Mortgage Professional America reached out to Hailey Neff of Today’s Homeowner for additional insight. In many parts of the country, those corrected property tax rates have already taken effect, Neff said. She noted researchers arrived at an effective property tax rate by taking the average property tax bill – how much the typical homeowner is paying every year on property taxes and dividing it by the median home sales in each stat. “It’s really the best way for us to compare different cities and states,” she said. 

Colorado has the nation’s highest property tax rates

Bolstered property taxes are especially pronounced in western states, she noted. “We noticed that average property tax bills rose the most in western states, including Colorado, Utah and Washington,” she said. “People in Colorado are paying 40% more in their property taxes than they did in 2016, which is a huge jump. Housing prices in these western states are going through the roof, and, as home prices go up, you’ve got to pay more property taxes on them.”

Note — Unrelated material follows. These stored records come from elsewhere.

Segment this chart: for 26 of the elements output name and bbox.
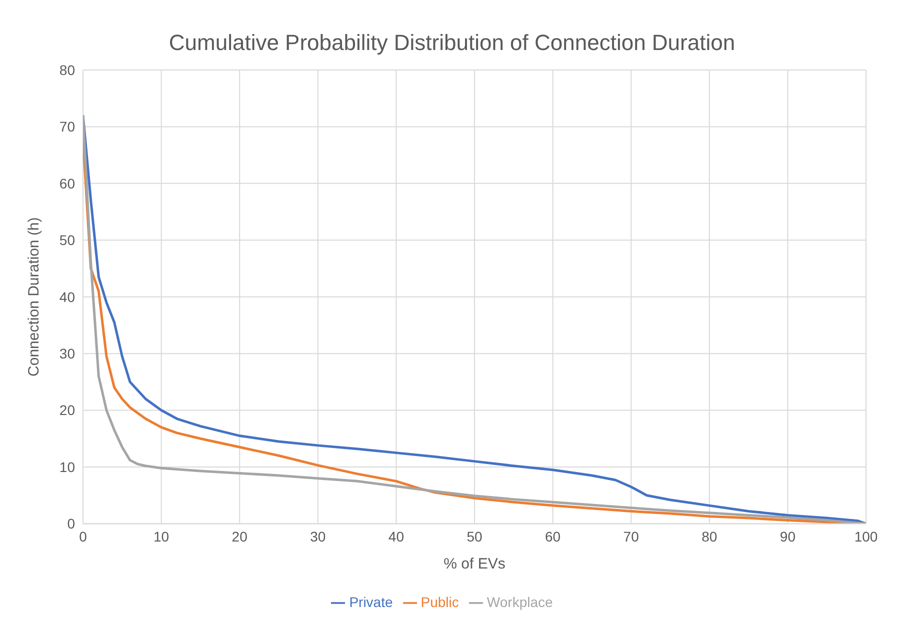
y-tick-label: 60 [59,175,76,192]
y-tick-label: 50 [59,232,76,248]
x-tick-label: 70 [623,528,640,545]
y-tick-label: 80 [59,62,76,78]
x-tick-label: 10 [154,528,170,545]
x-tick-label: 90 [780,528,796,545]
y-tick-label: 30 [59,346,76,362]
x-tick-label: 20 [232,528,248,545]
x-tick-label: 60 [545,528,561,545]
x-axis-title: % of EVs [444,556,506,573]
chart-title: Cumulative Probability Distribution of Connection Duration [168,29,736,57]
y-tick-label: 10 [59,458,76,475]
y-tick-label: 20 [59,402,76,418]
legend-label: Workplace [486,594,553,610]
legend-label: Public [420,594,459,610]
legend-label: Private [349,594,393,610]
y-tick-label: 70 [59,118,76,135]
y-axis-title: Connection Duration (h) [25,217,42,376]
x-tick-label: 100 [854,528,878,545]
y-tick-label: 0 [67,516,76,532]
x-tick-label: 30 [310,528,326,545]
x-tick-label: 0 [79,528,88,545]
x-tick-label: 80 [702,528,718,545]
x-tick-label: 40 [388,528,404,545]
x-tick-label: 50 [466,528,482,545]
y-tick-label: 40 [59,288,76,305]
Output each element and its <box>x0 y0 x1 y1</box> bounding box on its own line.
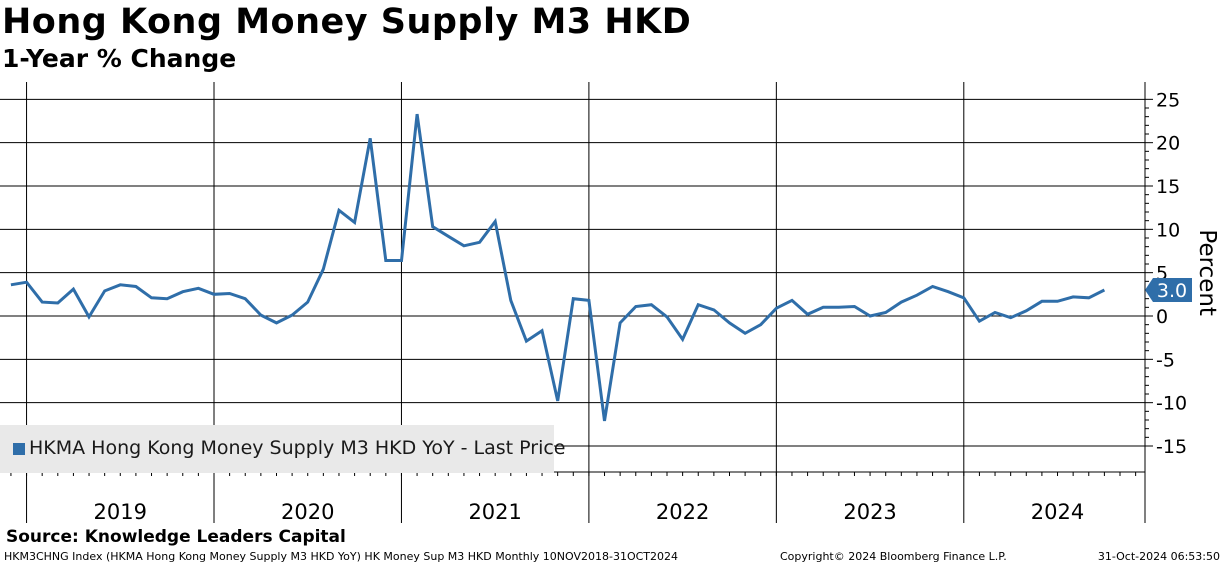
source-note: Source: Knowledge Leaders Capital <box>6 527 346 547</box>
legend[interactable]: HKMA Hong Kong Money Supply M3 HKD YoY -… <box>0 425 565 473</box>
chart-subtitle: 1-Year % Change <box>2 44 237 73</box>
y-tick-label: -10 <box>1156 393 1187 415</box>
x-tick-label: 2021 <box>468 500 521 524</box>
y-tick-label: 0 <box>1156 306 1168 328</box>
y-tick-label: -15 <box>1156 436 1187 458</box>
timestamp: 31-Oct-2024 06:53:50 <box>1097 550 1220 563</box>
copyright-note: Copyright© 2024 Bloomberg Finance L.P. <box>780 550 1007 563</box>
y-tick-label: -5 <box>1156 349 1175 371</box>
series-line <box>10 113 1106 422</box>
y-axis-title: Percent <box>1194 229 1220 316</box>
last-price-badge <box>1145 278 1192 302</box>
x-tick-label: 2022 <box>656 500 709 524</box>
x-tick-label: 2019 <box>94 500 147 524</box>
x-tick-label: 2023 <box>843 500 896 524</box>
ticker-description: HKM3CHNG Index (HKMA Hong Kong Money Sup… <box>4 550 679 563</box>
y-tick-label: 20 <box>1156 133 1180 155</box>
legend-swatch <box>13 443 25 455</box>
x-tick-label: 2024 <box>1031 500 1084 524</box>
y-tick-label: 25 <box>1156 89 1180 111</box>
y-tick-label: 15 <box>1156 176 1180 198</box>
legend-label: HKMA Hong Kong Money Supply M3 HKD YoY -… <box>29 437 566 459</box>
y-tick-label: 10 <box>1156 219 1180 241</box>
x-tick-label: 2020 <box>281 500 334 524</box>
chart-title: Hong Kong Money Supply M3 HKD <box>2 2 692 42</box>
last-price-label: 3.0 <box>1157 280 1187 302</box>
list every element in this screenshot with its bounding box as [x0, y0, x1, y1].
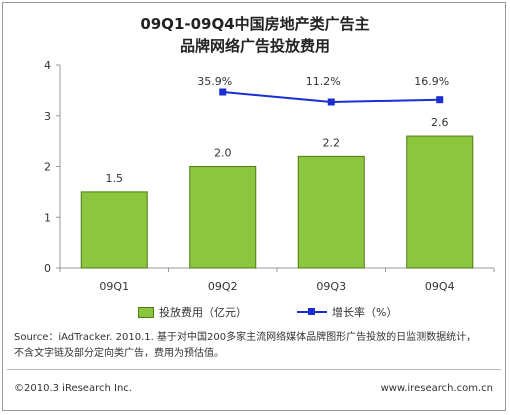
bar — [80, 191, 148, 269]
legend-label-line: 增长率（%） — [332, 306, 398, 319]
legend-swatch-line — [297, 307, 327, 317]
website-link[interactable]: www.iresearch.com.cn — [380, 383, 493, 394]
y-tick-label: 2 — [44, 161, 51, 174]
legend-item-bar: 投放费用（亿元） — [138, 304, 247, 320]
chart-plot: 0 1 2 3 4 09Q1 09Q2 09Q3 09Q4 1.5 2.0 2.2 2.6 35.9% 11… — [44, 59, 495, 293]
chart-title-line1: 09Q1-09Q4中国房地产类广告主 — [140, 15, 370, 33]
growth-value-label: 35.9% — [197, 75, 232, 88]
growth-marker — [219, 88, 227, 96]
footer-divider — [7, 369, 501, 370]
source-note: Source：iAdTracker. 2010.1. 基于对中国200多家主流网… — [14, 330, 498, 362]
bar-value-label: 2.2 — [323, 136, 341, 149]
bar — [406, 135, 474, 269]
legend-item-line: 增长率（%） — [297, 304, 397, 320]
bar-value-label: 2.6 — [431, 116, 449, 129]
growth-marker — [436, 96, 444, 104]
y-tick-label: 4 — [44, 59, 51, 72]
source-line1: Source：iAdTracker. 2010.1. 基于对中国200多家主流网… — [14, 332, 477, 343]
source-line2: 不含文字链及部分定向类广告，费用为预估值。 — [14, 348, 224, 359]
chart-title-line2: 品牌网络广告投放费用 — [179, 37, 330, 55]
x-tick-label: 09Q1 — [99, 280, 129, 293]
x-tick-label: 09Q3 — [316, 280, 346, 293]
bar-value-label: 1.5 — [106, 172, 124, 185]
bar — [297, 155, 365, 269]
growth-value-label: 16.9% — [414, 75, 449, 88]
x-tick-label: 09Q4 — [425, 280, 455, 293]
y-tick-label: 0 — [44, 262, 51, 275]
x-tick-label: 09Q2 — [208, 280, 238, 293]
growth-marker — [327, 98, 335, 106]
copyright-text: ©2010.3 iResearch Inc. — [14, 383, 132, 394]
bar-value-label: 2.0 — [214, 147, 232, 160]
legend-label-bar: 投放费用（亿元） — [159, 306, 247, 319]
chart-frame: 09Q1-09Q4中国房地产类广告主 品牌网络广告投放费用 0 1 2 3 4 09Q1 0… — [2, 2, 506, 411]
growth-value-label: 11.2% — [306, 75, 341, 88]
y-tick-label: 1 — [44, 211, 51, 224]
y-tick-label: 3 — [44, 110, 51, 123]
bar — [189, 166, 257, 269]
chart-title: 09Q1-09Q4中国房地产类广告主 品牌网络广告投放费用 — [3, 13, 507, 57]
legend-swatch-bar — [138, 306, 154, 318]
chart-legend: 投放费用（亿元） 增长率（%） — [138, 304, 447, 320]
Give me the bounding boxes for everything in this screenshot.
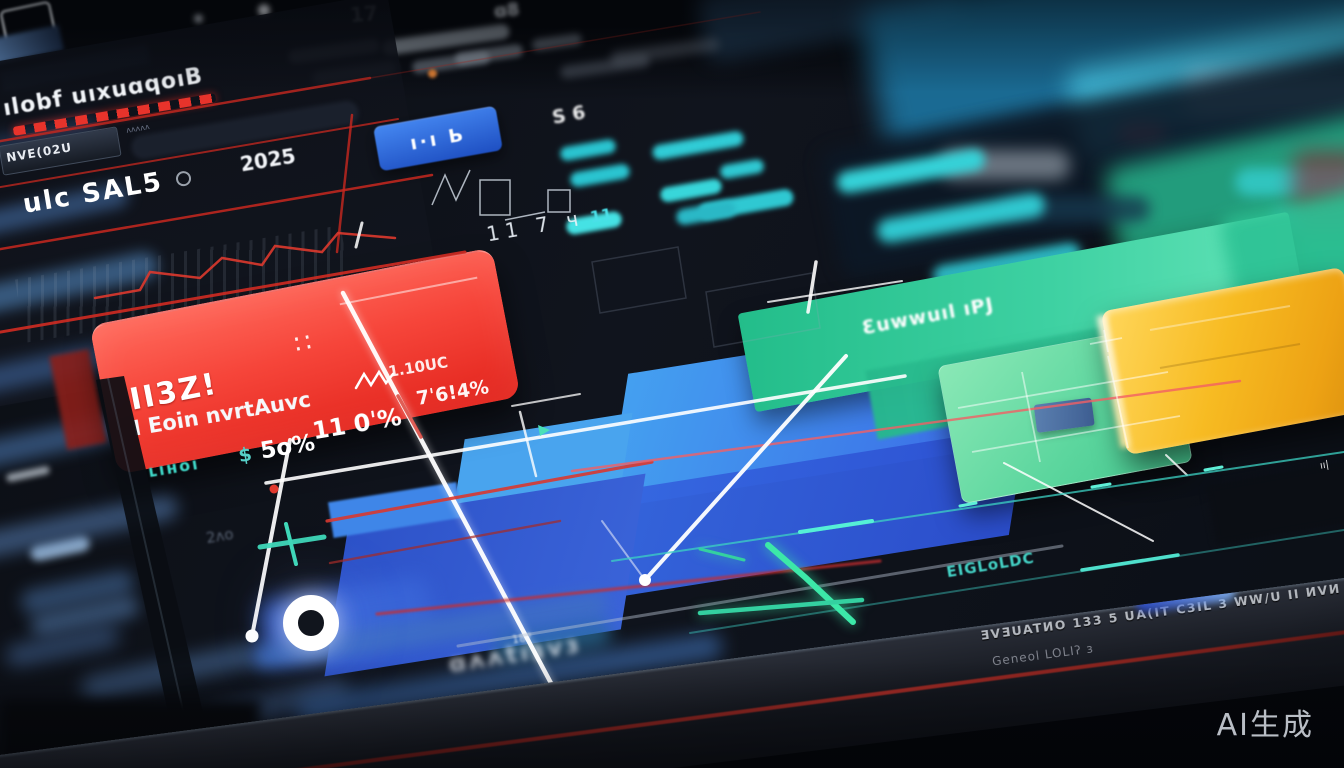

Other than protesting assessed values to the county tax assessor, Neff said, legislation is seen as the only viable option to help mitigate the hikes. “There’s lots of legislation going on right now,” she said. “I live in Idaho, and in the past legislative session there was a lot of talk about lowering property tax rates. Texas is doing the same.”

Texas proposes a $12 billion property tax relief package

Indeed, in the Lone Star state, property taxes are the seventh-highest in the US, according to The average effective property rate in Texas is 1.60% compared to the national average of 0.09%, according to the site. The typical Texas homeowner pays $3,797 annually in property taxes, according to the site’s property tax calculator. On Thursday, the Texas House passed a $12 billion property tax relief package now headed to the Senate toward final passage, as reported by the Texas Tribune. An owner of a $350,000 home would realize more than $1,000 in savings over the course of two years under the relief bill, the news site reported.

“There seems to be a lot of buzz about what to do about property taxes,” Neff said. “We want home values to stay high, but we also want people to be able to afford them, and property taxes can really make or break affordability for a lot of people.”